WordPress provide guidance on hardening against brute force attacks. If Lincoln were to experience any problems because of the Multisite configuration it would be easy to apply these solutions
Initially Joss was using the Super Cache plugin but has recently switched to Alternative PHP Cache and MySQL caching. As this caused conflicts with Super Cache the plugin was removed.
Community guideline and acceptable use
Joss has experienced very little abuse on blogs.lincoln.ac.uk and from early on developed Community Guidelines. The University’s general IT usage guidelines are also highlighted to users
Apart from the staff (Joss has handled most of the Lincoln project plus doing other things) and server the other oncosts are $550/year for Akismet spam protection and $588/year for membership to wpmudev.org which specialises in multisite plugins and support (these costs work out as 60¢ a site per year)

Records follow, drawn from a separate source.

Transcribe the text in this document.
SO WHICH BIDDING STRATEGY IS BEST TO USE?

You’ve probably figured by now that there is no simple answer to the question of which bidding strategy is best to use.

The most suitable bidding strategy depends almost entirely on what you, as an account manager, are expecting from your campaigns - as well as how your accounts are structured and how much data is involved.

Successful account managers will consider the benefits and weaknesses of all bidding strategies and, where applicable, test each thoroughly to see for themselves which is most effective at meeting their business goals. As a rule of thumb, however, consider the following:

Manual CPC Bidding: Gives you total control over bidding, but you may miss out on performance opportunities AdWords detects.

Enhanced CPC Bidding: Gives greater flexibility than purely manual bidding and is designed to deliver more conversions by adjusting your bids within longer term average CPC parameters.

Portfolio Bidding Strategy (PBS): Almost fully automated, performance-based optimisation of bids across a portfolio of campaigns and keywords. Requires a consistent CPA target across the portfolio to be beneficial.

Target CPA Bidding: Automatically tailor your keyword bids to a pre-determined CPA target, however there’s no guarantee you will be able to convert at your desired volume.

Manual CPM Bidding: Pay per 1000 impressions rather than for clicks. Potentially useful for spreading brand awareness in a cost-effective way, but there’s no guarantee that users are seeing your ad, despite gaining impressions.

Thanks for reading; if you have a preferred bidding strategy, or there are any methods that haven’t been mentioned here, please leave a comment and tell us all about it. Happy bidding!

Alternatives – Managed Hosting
When I asked Joss about Managed Hosting (Edublogs, WPEngine et al.) his main concern was not being able to run the LDAP authentication as a local application. He would also want to make sure he had the same level of control over things like plugin selection and deployment. For example Edublogs appears to have fixed list of plugins while services like WPEngine give you control over this.
So hosting your own multisite installation of WordPress is relatively possible even on a small budget. Given the flexibility of the platform there are opportunities to use it in other ways including establishing your own ‘cMOOC as a service’ empire. There is a growing list of institutions going down the WordPress Multisite route by either hosting internally or committing to a managed hosting solution. One of the big advantages of using WordPress for this, which we didn’t mention when I chatted with Joss, is that with the existing export tools it’s easy to export your site from the network onto wordpress.com or another WP host.
It would be interesting to hear your WordPress Multisite experiences. If you’ve used it does managed hosting work for you or has it thrown up problems? What is your institutional provision for WordPress training and support? As a multisite user are you experiencing problems with IT services imposing artificial barriers? Or more simply what current multisite plugin list?
Finally a big thank you for Joss taking time out to speak to me!